Band structures in coupled-cluster singles-and-doubles Green's function (GFCCSD)

TL;DR

This paper demonstrates that the GFCCSD method effectively computes electronic band structures and total energies, capturing quasiparticle and satellite peaks with high accuracy across various one-dimensional systems.

Contribution

The study applies GFCCSD to diverse 1D systems for the first time, showing its capability to accurately reproduce band structures and total energies, including correlation effects.

Findings

GFCCSD narrows band gaps compared to Hartree-Fock due to correlation.

GFCCSD captures both quasiparticle and satellite peaks.

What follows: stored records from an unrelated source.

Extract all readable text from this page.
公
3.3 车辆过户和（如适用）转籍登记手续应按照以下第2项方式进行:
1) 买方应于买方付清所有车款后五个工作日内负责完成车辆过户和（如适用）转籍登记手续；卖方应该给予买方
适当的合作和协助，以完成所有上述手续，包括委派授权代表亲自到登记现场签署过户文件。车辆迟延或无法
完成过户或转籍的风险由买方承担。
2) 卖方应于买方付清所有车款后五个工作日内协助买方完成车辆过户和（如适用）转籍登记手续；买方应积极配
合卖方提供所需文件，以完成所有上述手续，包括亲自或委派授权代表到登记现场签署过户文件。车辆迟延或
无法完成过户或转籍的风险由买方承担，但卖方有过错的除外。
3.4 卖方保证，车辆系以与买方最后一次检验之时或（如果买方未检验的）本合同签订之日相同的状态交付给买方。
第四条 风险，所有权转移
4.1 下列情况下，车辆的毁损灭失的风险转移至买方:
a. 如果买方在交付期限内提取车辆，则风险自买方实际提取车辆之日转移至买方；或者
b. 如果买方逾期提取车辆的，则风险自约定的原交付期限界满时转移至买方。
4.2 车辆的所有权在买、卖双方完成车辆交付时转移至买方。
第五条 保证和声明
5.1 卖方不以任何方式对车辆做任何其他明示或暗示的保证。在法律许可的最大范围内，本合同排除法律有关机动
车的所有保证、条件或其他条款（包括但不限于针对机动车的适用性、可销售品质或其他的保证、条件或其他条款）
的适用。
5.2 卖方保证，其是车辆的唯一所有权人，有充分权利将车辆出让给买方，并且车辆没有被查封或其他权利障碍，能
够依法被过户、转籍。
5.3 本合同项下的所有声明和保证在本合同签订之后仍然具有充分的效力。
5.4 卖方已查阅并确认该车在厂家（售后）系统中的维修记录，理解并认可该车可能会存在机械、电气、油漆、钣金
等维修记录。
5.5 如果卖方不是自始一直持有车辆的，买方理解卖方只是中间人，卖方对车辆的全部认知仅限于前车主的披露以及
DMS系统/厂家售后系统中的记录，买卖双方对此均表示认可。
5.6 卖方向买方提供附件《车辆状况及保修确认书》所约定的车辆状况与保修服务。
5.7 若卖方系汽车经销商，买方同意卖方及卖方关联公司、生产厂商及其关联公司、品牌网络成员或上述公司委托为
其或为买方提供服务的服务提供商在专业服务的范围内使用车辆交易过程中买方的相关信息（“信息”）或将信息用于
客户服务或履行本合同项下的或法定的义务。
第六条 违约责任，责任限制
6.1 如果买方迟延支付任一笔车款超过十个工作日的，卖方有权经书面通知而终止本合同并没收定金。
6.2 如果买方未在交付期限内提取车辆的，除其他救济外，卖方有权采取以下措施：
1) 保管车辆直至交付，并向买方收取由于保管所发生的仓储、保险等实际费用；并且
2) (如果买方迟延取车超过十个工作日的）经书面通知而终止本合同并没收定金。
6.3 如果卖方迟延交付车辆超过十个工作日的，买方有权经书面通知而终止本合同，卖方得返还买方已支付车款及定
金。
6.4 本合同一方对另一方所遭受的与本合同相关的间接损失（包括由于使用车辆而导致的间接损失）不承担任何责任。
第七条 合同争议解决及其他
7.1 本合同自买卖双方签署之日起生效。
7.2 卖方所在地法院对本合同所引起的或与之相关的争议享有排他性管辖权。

Active space restriction maintains accuracy while reducing computational cost.

Abstract

We demonstrate that coupled-cluster singles-and-doubles Green's function (GFCCSD) method is a powerful and prominent tool drawing the electronic band structures and the total energies, which many theoretical techniques struggle to reproduce. We have calculated single-electron energy spectra via GFCCSD method for various kinds of systems, ranging from ionic to covalent and van der Waals, for the first time: one-dimensional LiH chain, one-dimensional C chain, and one-dimensional Be chain. We have found that the band gap becomes narrower than in HF due to the correlation effect. We also show that the band structures obtained from GFCCSD method include both quasiparticle and satellite peaks successfully. Besides, taking one-dimensional LiH as an example, we discuss the validity of restricting the active space to suppress the computational cost of GFCCSD method while maintaining the accuracy. We show that the calculated results without bands that do not contribute to the chemical bonds are in good agreement with full-band calculations. With GFCCSD method, we can calculate the total energy and band structures with high precision.